The produce that comes in from MAFPG allows her Verona site to offer fresh vegetables on a regular basis and even host a special vegetable day that serves as a kind of farmer’s market on extra days during the peak of produce season. Some of the items favored by visitors that visit her market include greens, peppers, tomatoes and winter squash.
Deal inked in March
Larry K. Binning has served on the board of the MAFPG for nine years and was proud to have been the vice president when he was called on to sign the purchase agreement for the farmstead. (The president was unable to do it due to health issues.) Binning, who retired from the horticulture department at the UW-Madison, said the organization has been extremely valuable from the community standpoint in getting agriculture out to the people.
When the board held listening sessions, groups told them that they “needed a home” and some paid employees. Lechmaier is currently their one paid employee.
Binning said now they have their location and it is protected from development forever by the land agreements that have been signed. He complimented the Pope family for wanting to see the land protected. “They could have sold it for a lot more than we could afford to pay if they sold it to developers, but they wanted it protected this way,” he said. “And they wanted something to memorialize Art and Betty (Pope).”

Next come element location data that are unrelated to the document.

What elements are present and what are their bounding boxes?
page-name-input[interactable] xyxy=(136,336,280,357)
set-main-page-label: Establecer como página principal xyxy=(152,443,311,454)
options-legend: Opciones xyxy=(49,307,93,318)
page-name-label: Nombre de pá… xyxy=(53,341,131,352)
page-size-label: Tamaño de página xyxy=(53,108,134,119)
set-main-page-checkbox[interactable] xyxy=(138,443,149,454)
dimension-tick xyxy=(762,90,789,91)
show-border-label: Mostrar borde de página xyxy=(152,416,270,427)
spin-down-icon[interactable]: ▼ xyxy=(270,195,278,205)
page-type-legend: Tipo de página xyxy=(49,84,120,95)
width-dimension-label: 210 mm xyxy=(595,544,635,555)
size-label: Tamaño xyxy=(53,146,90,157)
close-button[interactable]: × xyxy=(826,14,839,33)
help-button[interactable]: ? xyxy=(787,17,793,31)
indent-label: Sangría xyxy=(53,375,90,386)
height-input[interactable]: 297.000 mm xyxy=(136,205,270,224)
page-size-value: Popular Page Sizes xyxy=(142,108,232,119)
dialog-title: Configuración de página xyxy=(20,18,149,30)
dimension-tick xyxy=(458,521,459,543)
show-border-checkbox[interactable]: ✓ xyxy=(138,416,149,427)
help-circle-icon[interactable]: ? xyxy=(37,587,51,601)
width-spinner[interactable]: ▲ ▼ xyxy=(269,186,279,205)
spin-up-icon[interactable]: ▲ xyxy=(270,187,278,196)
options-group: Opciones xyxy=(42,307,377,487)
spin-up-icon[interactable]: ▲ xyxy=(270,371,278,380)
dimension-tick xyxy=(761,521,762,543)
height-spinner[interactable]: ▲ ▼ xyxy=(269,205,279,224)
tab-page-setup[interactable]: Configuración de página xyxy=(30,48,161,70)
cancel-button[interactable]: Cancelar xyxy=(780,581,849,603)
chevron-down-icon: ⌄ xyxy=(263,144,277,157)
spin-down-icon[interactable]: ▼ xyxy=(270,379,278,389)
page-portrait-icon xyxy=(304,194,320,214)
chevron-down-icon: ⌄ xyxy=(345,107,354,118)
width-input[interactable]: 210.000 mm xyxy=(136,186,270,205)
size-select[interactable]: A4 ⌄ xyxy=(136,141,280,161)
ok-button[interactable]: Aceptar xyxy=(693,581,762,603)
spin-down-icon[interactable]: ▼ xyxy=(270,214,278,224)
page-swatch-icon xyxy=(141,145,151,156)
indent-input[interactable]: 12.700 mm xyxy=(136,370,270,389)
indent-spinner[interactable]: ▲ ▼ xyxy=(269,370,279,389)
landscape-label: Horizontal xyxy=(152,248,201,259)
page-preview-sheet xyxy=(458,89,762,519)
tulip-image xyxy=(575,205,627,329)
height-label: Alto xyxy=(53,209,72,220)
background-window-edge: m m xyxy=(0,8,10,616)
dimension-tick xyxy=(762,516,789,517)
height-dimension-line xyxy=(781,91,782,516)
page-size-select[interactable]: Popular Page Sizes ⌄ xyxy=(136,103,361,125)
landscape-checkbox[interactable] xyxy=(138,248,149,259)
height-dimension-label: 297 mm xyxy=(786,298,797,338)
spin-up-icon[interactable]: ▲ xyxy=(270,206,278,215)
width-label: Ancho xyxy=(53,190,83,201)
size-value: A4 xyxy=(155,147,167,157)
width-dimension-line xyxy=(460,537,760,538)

During the process, Binning said they had also looked at a 40-acre piece of land in Fitchburg but when this homestead became available they knew it was the right spot. The deal was signed on March 29. As part of the deal, the board agreed that the original house and barn would stay on the land.
Volunteers fuel the group
The organization is fueled by the efforts of many volunteers, including Katie Schmitt, who began giving of her time in the summer of 2017 after she moved to Madison from Minnesota. “It was serendipity that I found this group.” Since that time she has been involved in leadership of the MAFPG – the discovery and implementation group. She is proud of the 115,000 pounds of “grown and gleaned” food that was donated by the group last summer.
“It is also a great way to showcase sustainability in an urban setting and showcase how different produce is grown as well as preserving green space.” She finds it impactful that the food produced by the group is culturally relevant.
Schmitt said that the name Forward Garden was a play on the state motto and it fit because the garden group is about moving commitments forward with sustainable practices. She loves giving time to the organization and has met a number of others who are very committed to it. “I will give this organization as much time as I can. People are just incredibly welcoming here and when I got here it was just amazing to see their mission come to life.
“I really, truly believe in their mission and they are incredible people to be around. Everybody sees what needs to be done and is open-minded,” Schmitt added. An active member of MAFPG’s 11-member board of directors, she added “I would never give up volunteering here. Here, everybody has always been welcoming and I just love this work.”